On Excluding Zionists from Campus Groups


This summer, two Jewish undergraduates at the State University of New York at New Paltz, Cassandra Blotner and Ofek Preis, charged in a complaint to the Department of Education’s Office for Civil Rights that they were expelled from a student group devoted to helping sexual assault survivors because they support Israel, alleging a violation of Title VI of the 1964 Civil Rights Act. Whether or not this case constitutes a Title VI violation, the Alliance for Academic Freedom expresses its deep concern about the incident. The exclusion of students and student groups from campus organizations, projects, and other opportunities because of their support for Israel represents an unconscionable development on North American campuses that deserves greater attention and a more emphatic response from university leadership everywhere.

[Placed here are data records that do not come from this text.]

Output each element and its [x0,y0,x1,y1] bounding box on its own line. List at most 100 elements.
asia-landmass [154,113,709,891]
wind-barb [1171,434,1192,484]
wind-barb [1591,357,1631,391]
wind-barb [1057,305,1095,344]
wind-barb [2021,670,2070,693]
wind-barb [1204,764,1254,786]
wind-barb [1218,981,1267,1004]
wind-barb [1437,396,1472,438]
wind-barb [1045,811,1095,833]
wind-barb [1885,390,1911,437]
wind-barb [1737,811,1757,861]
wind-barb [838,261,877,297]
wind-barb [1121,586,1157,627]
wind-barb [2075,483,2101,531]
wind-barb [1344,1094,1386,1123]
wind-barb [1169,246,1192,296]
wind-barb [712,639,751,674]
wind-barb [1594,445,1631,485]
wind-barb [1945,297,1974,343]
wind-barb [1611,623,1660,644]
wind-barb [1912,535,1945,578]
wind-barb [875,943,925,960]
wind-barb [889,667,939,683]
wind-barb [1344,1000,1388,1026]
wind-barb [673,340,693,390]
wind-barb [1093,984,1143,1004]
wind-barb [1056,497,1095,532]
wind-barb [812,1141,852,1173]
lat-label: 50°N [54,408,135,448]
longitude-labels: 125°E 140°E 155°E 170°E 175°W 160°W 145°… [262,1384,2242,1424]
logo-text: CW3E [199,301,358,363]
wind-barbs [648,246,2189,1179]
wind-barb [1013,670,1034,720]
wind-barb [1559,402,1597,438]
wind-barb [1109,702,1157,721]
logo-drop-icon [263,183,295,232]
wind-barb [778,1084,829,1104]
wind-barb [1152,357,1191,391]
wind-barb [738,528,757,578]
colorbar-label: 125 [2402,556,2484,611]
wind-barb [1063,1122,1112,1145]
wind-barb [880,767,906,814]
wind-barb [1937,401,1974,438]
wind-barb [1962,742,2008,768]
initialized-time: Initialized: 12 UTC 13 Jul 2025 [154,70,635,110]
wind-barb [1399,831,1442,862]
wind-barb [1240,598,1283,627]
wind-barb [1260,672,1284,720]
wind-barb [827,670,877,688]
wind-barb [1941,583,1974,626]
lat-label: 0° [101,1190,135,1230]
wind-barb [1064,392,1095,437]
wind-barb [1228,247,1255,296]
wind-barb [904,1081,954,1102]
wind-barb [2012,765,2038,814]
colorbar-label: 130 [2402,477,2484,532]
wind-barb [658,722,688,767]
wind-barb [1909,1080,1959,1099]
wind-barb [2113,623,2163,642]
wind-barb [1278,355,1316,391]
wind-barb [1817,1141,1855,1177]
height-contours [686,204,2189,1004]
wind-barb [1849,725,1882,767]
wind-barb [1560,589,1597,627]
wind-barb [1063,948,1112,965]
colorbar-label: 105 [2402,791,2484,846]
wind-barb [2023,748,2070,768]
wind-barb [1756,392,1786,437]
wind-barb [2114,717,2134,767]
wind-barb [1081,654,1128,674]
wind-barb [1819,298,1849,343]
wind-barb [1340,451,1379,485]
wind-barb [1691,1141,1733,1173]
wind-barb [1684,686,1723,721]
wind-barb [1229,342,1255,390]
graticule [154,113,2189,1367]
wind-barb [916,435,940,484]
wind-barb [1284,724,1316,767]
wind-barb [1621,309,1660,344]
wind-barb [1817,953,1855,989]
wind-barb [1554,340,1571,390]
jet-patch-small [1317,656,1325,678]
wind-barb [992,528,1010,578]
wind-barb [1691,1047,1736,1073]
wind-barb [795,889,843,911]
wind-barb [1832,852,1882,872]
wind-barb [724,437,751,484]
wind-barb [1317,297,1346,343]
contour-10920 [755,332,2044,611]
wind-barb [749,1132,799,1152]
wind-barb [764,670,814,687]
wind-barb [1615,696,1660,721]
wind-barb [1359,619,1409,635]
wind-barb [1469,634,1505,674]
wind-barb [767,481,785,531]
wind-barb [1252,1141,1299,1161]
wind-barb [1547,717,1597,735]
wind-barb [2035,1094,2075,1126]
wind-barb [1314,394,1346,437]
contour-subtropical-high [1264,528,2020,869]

Discriminating against students on the basis of their views about Israel is becoming increasingly common on college campuses. Most recently, a group of student organizations at the University of California, Berkeley School of Law announced a decision to bar all speakers who support Israel. Pro-Israel students and student groups have been similarly excluded from opportunities at other universities in recent years.

Within limits, student groups have the right to define their own purpose or mission and to articulate political principles they subscribe to. But the exclusion of supporters of Israel from groups concerned with matters like sexual assault, or from whole arenas of university life, is wrong for at least three reasons.

First, although these exclusions may purport to rest on a principled political difference unconnected to religion, ethnicity, or nationality, in practice they amount to the denial of opportunities to Jews and Israelis, the great majority of whom do not wish to—and should not have to—renounce the Jewish state. These policies thus have a disparate effect on Jews, even if Jews are not explicitly targeted. As Berkeley Law dean Erwin Chemerinsky, a leading civil libertarian, explained, “To say that anyone who supports the existence of Israel — that’s what you define as Zionism— shouldn’t speak would exclude about, I don’t know, 90 percent or more of our Jewish students.”

Second, the groups and causes from which Israel supporters are barred often have nothing to do with Israel, likely making any consideration of Zionism in such contexts irrelevant. A student organization devoted to sexual assault, or any other such issue, must, on moral and ethical grounds, welcome members regardless of their views about the Middle East.

Third, the argument for excluding Zionists from avowedly progressive organizations, institutions, or alliances amounts to denying the liberal (or progressive) core of Zionism. Modern Zionism emerged and developed in the late 19th and early 20th centuries from ideas of universal human rights, equality of all peoples, and self-determination. Certainly, most North American students who support Israel do not consider Zionism and progressivism to be incompatible. That some people today espouse different and narrow definitions of Zionism and progressivism that place those philosophies in conflict should not be allowed to deny Jews’ or Zionists’ own understandings of their political commitments and values.

For all these reasons, we urge university leaders to speak out against barring supporters of Israel from full participation in campus life, on the same terms as anyone else.

The SUNY New Paltz case also raises another concern about academic freedom. According to the students’ complaint, their expulsion from the sexual-assault group was compounded by a campaign of harassment and threats, including a death threat. Academic freedom requires the toleration of robust argument, even of the kind that can cause offense. But when threats become so pervasive and persistent as to instill well-grounded fear for individuals’ physical safety, it can infringe on the academic freedom of the persecuted. Academic freedom includes the right of students to learn, free of threats.

Finally, it is worth reiterating that the hounding of individuals online, including the issuance of violent threats, is always unacceptable. In August, Carson Elm-Picard, a staffer at a University of North Carolina student newspaper, withdrew an opinion piece he had written assailing UNC students who study in Israel after, he claimed, his mother received “hateful messages” and he feared for her well-being. While the paper’s editor-in-chief was within his rights to critique Elm-Picard’s piece—a legitimate form of counter speech—harassment of the author or his family deserves unequivocal condemnation. A greater understanding of the complexities of the Israeli-Palestinian conflict will only be achieved if contending perspectives are debated freely, rationally, and civilly, without fear of either physical harm or official punishment.